I also sat and played Dungeon Lords with a couple of friends after eating some awesome sushi. This is a complex Euro with a lot of flavor, in which you take a role as an evil entity in a fantasy world who opens a dungeon. You have to balance food, gold, and your workforce to be able to increase the strength of your dungeon and withstand the assault of the adventurers who inevitably show up. There’s a lot of crunchy bits, and it was tough going trying to slag through the rules. I forgot a few of them, in fact, which made things worse.The game features an action selection mechanic that is a little ingenious. You get to pick three actions a turn out of eight, but the order you select them matters. If you are the first player to select the action, you get the least benefit...but if you don’t select it soon enough and everyone else does, you don’t get any benefit at all. You also can’t select the same actions every turn, as previous actions get locked after you use them.

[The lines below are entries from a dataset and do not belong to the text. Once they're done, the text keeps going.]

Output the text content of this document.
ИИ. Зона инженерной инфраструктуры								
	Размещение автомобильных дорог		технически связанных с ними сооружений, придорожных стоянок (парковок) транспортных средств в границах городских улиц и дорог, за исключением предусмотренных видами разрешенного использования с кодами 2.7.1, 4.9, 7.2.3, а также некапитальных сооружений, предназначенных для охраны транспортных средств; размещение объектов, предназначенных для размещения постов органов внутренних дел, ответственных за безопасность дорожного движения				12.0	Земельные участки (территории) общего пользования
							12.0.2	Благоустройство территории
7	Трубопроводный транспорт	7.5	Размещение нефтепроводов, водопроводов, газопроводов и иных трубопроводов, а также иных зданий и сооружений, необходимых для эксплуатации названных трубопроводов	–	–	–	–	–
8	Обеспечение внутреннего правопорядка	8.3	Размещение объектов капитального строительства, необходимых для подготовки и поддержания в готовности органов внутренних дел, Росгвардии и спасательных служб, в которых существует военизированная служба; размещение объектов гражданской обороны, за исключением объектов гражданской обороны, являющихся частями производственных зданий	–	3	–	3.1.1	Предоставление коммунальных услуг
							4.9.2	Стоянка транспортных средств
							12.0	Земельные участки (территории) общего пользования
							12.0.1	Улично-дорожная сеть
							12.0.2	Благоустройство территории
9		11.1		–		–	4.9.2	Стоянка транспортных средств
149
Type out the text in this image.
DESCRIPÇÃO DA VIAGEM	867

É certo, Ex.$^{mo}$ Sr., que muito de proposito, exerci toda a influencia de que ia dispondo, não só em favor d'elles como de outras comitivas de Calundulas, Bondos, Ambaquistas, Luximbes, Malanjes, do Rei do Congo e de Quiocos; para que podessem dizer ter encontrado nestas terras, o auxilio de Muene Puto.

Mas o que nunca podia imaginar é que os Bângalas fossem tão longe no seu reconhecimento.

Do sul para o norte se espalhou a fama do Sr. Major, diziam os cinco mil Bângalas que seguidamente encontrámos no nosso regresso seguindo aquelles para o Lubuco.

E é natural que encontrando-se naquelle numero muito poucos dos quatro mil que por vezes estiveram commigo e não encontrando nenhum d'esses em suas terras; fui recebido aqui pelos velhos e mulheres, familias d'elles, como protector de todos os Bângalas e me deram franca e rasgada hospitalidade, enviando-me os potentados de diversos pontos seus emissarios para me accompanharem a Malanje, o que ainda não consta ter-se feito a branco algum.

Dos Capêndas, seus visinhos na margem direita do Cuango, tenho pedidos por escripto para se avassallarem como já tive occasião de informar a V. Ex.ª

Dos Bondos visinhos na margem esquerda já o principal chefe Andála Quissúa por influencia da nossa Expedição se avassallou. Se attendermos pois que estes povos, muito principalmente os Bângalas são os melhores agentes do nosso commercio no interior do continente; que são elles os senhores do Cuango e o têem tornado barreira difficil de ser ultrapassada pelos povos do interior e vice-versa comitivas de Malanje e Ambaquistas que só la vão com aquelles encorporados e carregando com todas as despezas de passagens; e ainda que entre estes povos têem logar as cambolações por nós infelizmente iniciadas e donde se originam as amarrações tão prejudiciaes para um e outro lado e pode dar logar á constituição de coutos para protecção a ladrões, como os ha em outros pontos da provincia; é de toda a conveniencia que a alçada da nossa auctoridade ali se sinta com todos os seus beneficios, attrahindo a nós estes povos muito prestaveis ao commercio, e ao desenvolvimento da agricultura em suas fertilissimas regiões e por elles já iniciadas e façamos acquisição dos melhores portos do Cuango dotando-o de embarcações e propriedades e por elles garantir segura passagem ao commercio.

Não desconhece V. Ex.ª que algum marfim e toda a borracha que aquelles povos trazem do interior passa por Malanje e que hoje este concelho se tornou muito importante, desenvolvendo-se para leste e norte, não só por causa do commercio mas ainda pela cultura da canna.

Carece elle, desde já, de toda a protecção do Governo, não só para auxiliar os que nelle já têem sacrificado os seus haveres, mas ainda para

The adventurers invading adds a bit of fun (or frustration) at the end of each of the two “years,” having to balance your monsters and traps to take them out. If you’re too evil (i.e., take the best monsters and actions), the strongest adventurers decide to come after you, making it harder to keep your dungeon running as they stomp through your business.
I like it, but then again I’ve like everything the designer's done, so it was a good bet. I’ll need another play to learn how to play it properly, but the tone is appropriately funny and the system appropriately crunchy, so I’m looking forward to playing it when everyone knows all the rules. It seems like a subtle mix between Vlaada’s early brainburners, like Through the Ages, and his goofy later additions, like Galaxy Trucker. Looking forward to trying it again.